Creating and managing an AWS account 🛠️

Creating an AWS account

You can do this later if you want

  • To create an AWS account, go to https://aws.amazon.com
  • Enter your account information, and then choose Verify email address
  • You will receive an email with a verification link
  • Select Personal and choose Continue
  • Enter your billing information, yes, you need to 😒
  • Enter the code displayed in the CAPTCHA, and then submit
  • Choose Complete sign up
  • And you’re done 🎉

Managing an AWS account

  • The first thing you should do is to use a billing alarm
    • You can set up a billing alarm to notify you when your bill exceeds a certain amount
    • This is very important, as costs can add up quickly
  • Go to https://console.aws.amazon.com/costmanagement/
  • In the navigation pane, choose Billing Preferences (scroll down to the bottom)
  • By Alert preferences choose Edit
  • Choose Receive AWS Free Tier Alerts
  • Choose Save preferences
  • Then go to https://us-east-1.console.aws.amazon.com/billing/home#/budgets/overview
  • Choose Create budget, choose a Zero spend budget template, add your email, then click Create budget

Managing an AWS account

Audio transcription and sentiment analysis on AWS

Audio transcription on AWS

  • Imagine that you have a task similar to that of the Washington Post journalists
  • You found a series of audio files that you need to transcribe, and you have to do it quickly
  • So let’s create an S3 bucket (folder), upload an audio file, transcribe it, download the subtitles, and then analyse the sentiment of the text
  • We will use Amazon Transcribe and Amazon Comprehend to do this
  • The file we will use is available here: JFK - We Choose to Go to the Moon
  • Select AWS Management Console to open the console, then search for S3 in the search bar
  • Click on Create bucket, give it a name, accept the permissions, and click Create bucket

Audio transcription at scale

S3 bucket

Then click on the bucket and upload the file

Create transcription job

  • Now let’s go to Amazon Transcribe
  • Just search for Transcribe in the search bar
  • Click on Create job
  • Give it a name, select the language, and choose the S3 bucket where the file is located
  • Click Create

Transcription job

Transcription job

Download the transcription

  • Now you can download the transcription file in JSON format
  • Click on the Download button, and save the file
  • Now open the file in VS Code or any text editor
  • You will see the transcription in JSON format, with the text and the timestamps
  • We only need the text, so let’s extract it
  • Find the results key, and then the transcripts key
  • The text is in the transcript key, so copy it
  • We will then go to Amazon Comprehend and analyse it

Download the transcription

Analyse the transcription

  • Now let’s go to Amazon Comprehend
  • Search for Comprehend in the search bar
  • Click on Launch Amazon Comprehend
  • Scroll down and paste the text in the Input data box
  • Click on Analyze
  • And that’s it! You will see the results in the Insight box!

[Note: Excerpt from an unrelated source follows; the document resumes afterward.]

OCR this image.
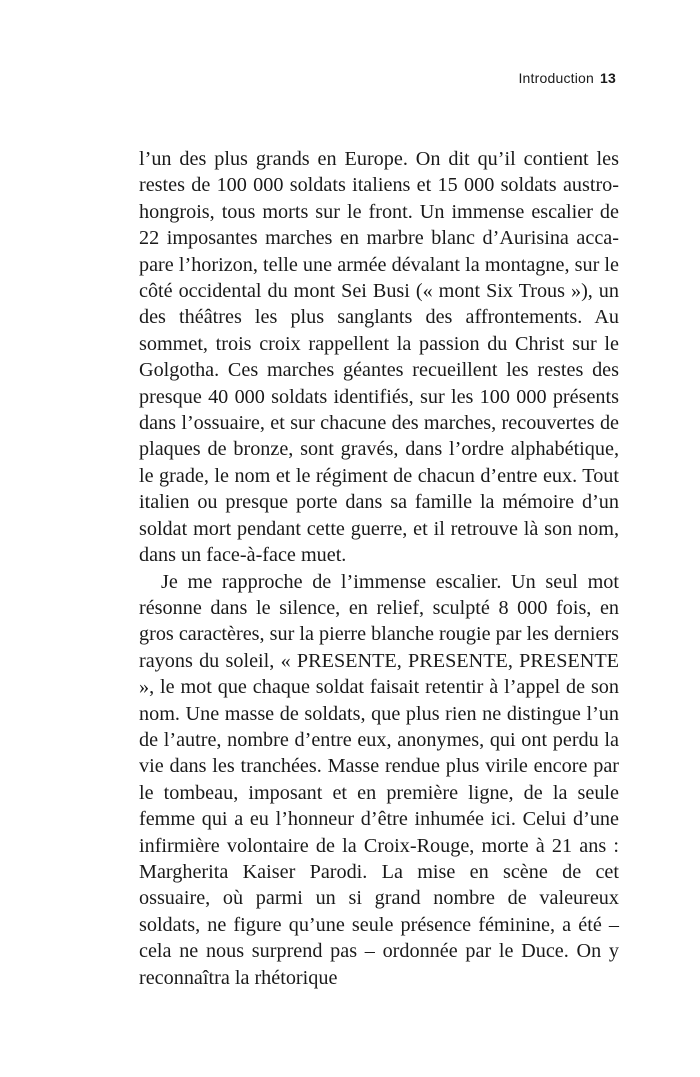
Introduction 13

l’un des plus grands en Europe. On dit qu’il contient les restes de 100 000 soldats italiens et 15 000 soldats austro-hongrois, tous morts sur le front. Un immense escalier de 22 imposantes marches en marbre blanc d’Aurisina accapare l’horizon, telle une armée dévalant la montagne, sur le côté occidental du mont Sei Busi (« mont Six Trous »), un des théâtres les plus sanglants des affrontements. Au sommet, trois croix rappellent la passion du Christ sur le Golgotha. Ces marches géantes recueillent les restes des presque 40 000 soldats identifiés, sur les 100 000 présents dans l’ossuaire, et sur chacune des marches, recouvertes de plaques de bronze, sont gravés, dans l’ordre alphabétique, le grade, le nom et le régiment de chacun d’entre eux. Tout italien ou presque porte dans sa famille la mémoire d’un soldat mort pendant cette guerre, et il retrouve là son nom, dans un face-à-face muet.

Je me rapproche de l’immense escalier. Un seul mot résonne dans le silence, en relief, sculpté 8 000 fois, en gros caractères, sur la pierre blanche rougie par les derniers rayons du soleil, « PRESENTE, PRESENTE, PRESENTE », le mot que chaque soldat faisait retentir à l’appel de son nom. Une masse de soldats, que plus rien ne distingue l’un de l’autre, nombre d’entre eux, anonymes, qui ont perdu la vie dans les tranchées. Masse rendue plus virile encore par le tombeau, imposant et en première ligne, de la seule femme qui a eu l’honneur d’être inhumée ici. Celui d’une infirmière volontaire de la Croix-Rouge, morte à 21 ans : Margherita Kaiser Parodi. La mise en scène de cet ossuaire, où parmi un si grand nombre de valeureux soldats, ne figure qu’une seule présence féminine, a été – cela ne nous surprend pas – ordonnée par le Duce. On y reconnaîtra la rhétorique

Delete the transcription job and S3 bucket

  • Now that we are done, we can delete the transcription job and the S3 bucket
  • Go to Amazon Transcribe again and select the transcription job
  • Click on Delete job and confirm
  • Then go to Amazon S3 and select the bucket
  • First you need to delete the objects inside the bucket. Just select the file and click on Delete
  • Type “permanently delete” to confirm
  • Then click on the bucket, type the bucket name, and click on Delete bucket

Conclusion 🎉

What we learned today

  • Why cloud computing is important and how it can help your business
  • The Big Three cloud computing platforms: AWS, Azure, and GCP
  • The main types of cloud computing services: IaaS, PaaS, SaaS, FaaS
  • The most popular AWS services: EC2, S3, RDS, SageMaker
  • How to create an AWS account and set up a billing alarm
  • How to create an S3 bucket, upload an audio file, and transcribe it with Amazon Transcribe
  • And that’s just the beginning!
  • In the next sessions, we will learn more about AWS services, and how to use them to build and deploy applications
  • Remember to close your EC2 and S3 instances when you’re done!

And that’s a wrap! 🎬

Thank you very much!
See you next time! 😊🙏🏽